While the modeled HAA formation potential tends to increase as C2, UV254, or
pH increase. For all DBPFP, UV showed to be the most significant among other
inputs. C1 and UV showed to be almost equally important in DOC production.The second part of this research focused on PAC performance and
competitive adsorption from DOM. PAC performance is generally a function of (1)
PAC properties (i.e. Iodine number, size distribution, moisture content), (2) DOMwater
quality, and (3) the target compound(s). All three factors can vary
significantly, making overall PAC performance difficult to predict. Batch
experiments were conducted using Akron WTP (Lake Rockwell) as the water
source in 2016-2017 and treated using various commercial PACs with varying
contact times and PAC dose. Fourteen different commercial PACs were tested at
different contact times (15, 30 and 60 minutes) prior to filtration. DBP precursor
fluorescence measures from a previously published model3 were used to
estimate DBPFP reduction. Depending on PAC dose (from 30 to 50 mg/l) and
contact time, removal of THM and/or HAA formation potential increased by 6%-
31% and 10-25% respectively.
In addition to batch testing of different PAC samples, a method for quality
assurance-quality control (QA-QC) was developed to investigate the variation of
PAC shipments. To compare PAC shipments, all the performance values were
divided by a reference PAC performance value. The resulting number is called
the normalized value, based on the measured value for water quality parameters
of C1, C2, UV removal as well as DBPFP at a fixed point in time. The normalized
value for these samples fluctuates between 0.75 and 1.0 (1.0 being the
reference). An underperformance of up to 40% was observed with certain
shipments to the reference PAC performance. Also, a price-adjusted performance factor (based on Newcombe and Cook4) was used as an indicator
of how efficient the PAC is at reducing target compounds.

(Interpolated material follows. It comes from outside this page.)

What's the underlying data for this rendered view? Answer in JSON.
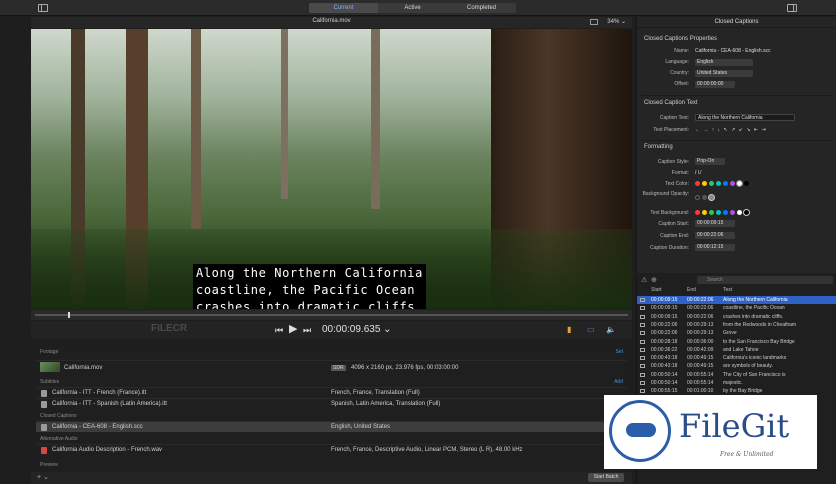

Finally, kinetic and equilibrium constants were also estimated for each
PAC. Kinetic and preliminary equilibrium experiments were conducted in batches
and the kinetic coefficients were fit to the Freundlich equation. A unique 1/n for
each PAC type were fitted as well as K values for each PAC shipment in each
sample date. PAC samples were tested in different contact times of 10, 30, 60,
120 and 240 minutes, and their corresponding kinetic constants were
determined. It is understood that the maximum amount of adsorbate being
adsorbed on PAC surface is almost the same for both selected PAC types.
Jacobi tends to have higher adsorption capacity for C2 and UV254. While
Ingevity tends to have higher adsorption capacity values for C1. Ingevity tends to
have higher kinetic adsorption rate constant, for C2 and UV254. This value tends
to be higher for C1 Jacobi carbon. Based on fitted/estimated adsorption value for
NOM compounds using both carbons, Jacobi Carbon showed 16-30% more
adsorption capacity.
Moreover, regarding competitive adsorption, results of an experiment
performed by OEPA of kinetic data (0-120 min) for adsorption of microcystin as
well as DOC using two Carbons of Jacobi (CB1-MW) and Standard Purification
(WC800) have been studied. Jacobi showed an overperformance of 58% and
67% for both DOC and microcystin removals compared to WC800. While for
spectroscopic NOM measurements the overperformance is 38%, 26% and 50%
in removing NOM compounds of C1, C2 and UV254.In order to investigate the effect of competitive adsorption, removal of MIB
was modeled based on the IAST equation considering the presence of equivalent
background compound (EBC). The results show that the bigger the EBC value,
due to the background competition, the lower the MIB removal which explains the
competitive adsorption effect. For future work, it is suggested that kinetic
experiments be designed to test both carbons for NOM and target compound
(MIB, Geosmin, and Microcystins) adsorption.